Глядя вниз на молящихся евреев, губернатор обратил внимание на какой-то предмет, сделанный из деревянных планок и куска ткани.
— Что это за штуковина, похожая на домашнюю ширму? — спросил Кит-Роуч.
— Это и есть ширма, — пожал плечами Дуглас Дафф. — Евреи ее ставят, чтобы отделить мужчин от женщин, когда молятся в этом месте.
— Была ли она здесь раньше?
— Не помню, не обращал внимания.
— Это нарушение статус-кво, — решил губернатор.
И обратился к нескольким шейхам мечети Омара, вошедшим в помещение, чтобы поприветствовать высокого гостя:
— А вы видели раньше этот предмет?
Они, разумеется, его видели, и неоднократно, но, радуясь возможности насолить евреям, хитрые старцы изобразили на своих физиономиях благородное негодование.
— Распорядитесь, чтобы это завтра же убрали, — повернулся губернатор к своему начальнику полиции
— Но завтра Йом-Кипур, главный еврейский праздник, — заметил Дуглас Дафф.
— Ну и что? — пожал плечами губернатор. — Какое это имеет отношение к отданному мной приказу?
На следующий день, в Йом-Кипур, Дафф с отрядом полицейских убрал эту злосчастную ширму, что было явным надругательством над религиозными чувствами молящихся людей.
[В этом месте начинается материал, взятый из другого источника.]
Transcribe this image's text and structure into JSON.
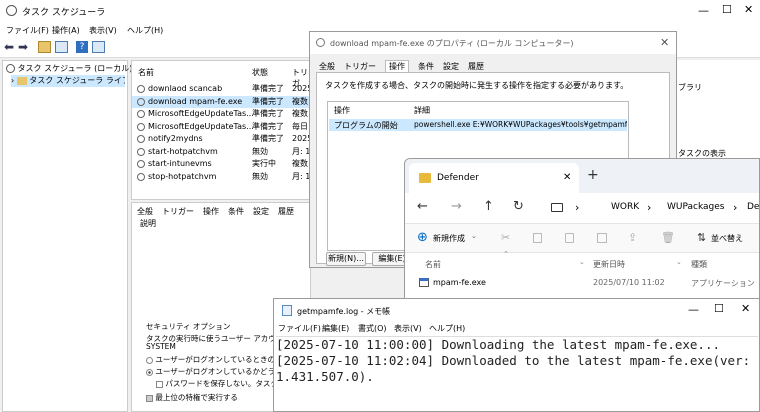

Несколько из них в отчаянии бросились на полицейских — и были избиты.
Эта акция вызвала гневный протест евреев и ликование арабов.
«Допустим, что еврейские обвинения в адрес англичан справедливы, — рассуждали они. — Не означает ли это, что англичане на нашей стороне? Тогда почему же мы медлим?»
Тут-то и появился на сцене режиссер кровавой драмы, муфтий Иерусалима Хадж Амин аль-Хусейн, развернувший после инцидента у Стены Плача яростную антиеврейскую кампанию.
Этот честолюбивый и умный человек не менее опасен, чем Гитлер, рвущийся к власти в Германии. Он совсем не похож на опереточного злодея, воплощающего в себе все мыслимые пороки и лишенного даже самой маленькой, самой ничтожной добродетели.
Блистательно владеющий шпагой тонкой диалектики, он в припадке свирепой одержимости хватает любое оружие, которое только подвернется под руку, лишь бы истребить врага. «Ради дела Аллаха нечего бояться ни клеветы, ни крепкой лжи», — заявил он в одной из своих проповедей.
Нет в нем ни капли благородства, ни тени сострадания. Под легким налетом цивилизованности скрывается коварный и хитрый восточный дикарь.
Мне не раз доводилось с ним общаться, и должен признаться, что никогда я не встречал человека более обаятельного и более лживого.
У него удивительной чистоты голос — мягкий, бархатный, похожий на странную мелодию, которую, раз услышав, невозможно забыть. Тот, кто обладает таким голосом, внушает мгновенное доверие. Его выразительные глаза хранят полудетское выражение простоватой наивности. Такие глаза бывают лишь у праведников и очень лживых женщин.
Сын Востока, муфтий вообще не носит европейского платья и всюду появляется в одеянии мусульманского доктора теологии, которое ему очень идет. Он никогда не жестикулирует, не повышает голоса и владеет искусством сидеть неподвижно, как статуя, что особенно впечатляет.
Невозможно представить его кровожадным негодяем, каковым он, в сущности, является. Обаяние этого человека действует, как гипноз. При каждой возможности он с подкупающей искренностью заявляет, что для себя ему ничего не надо, что его единственная цель — защита святых мест ислама и сохранение мусульманского облика Иерусалима.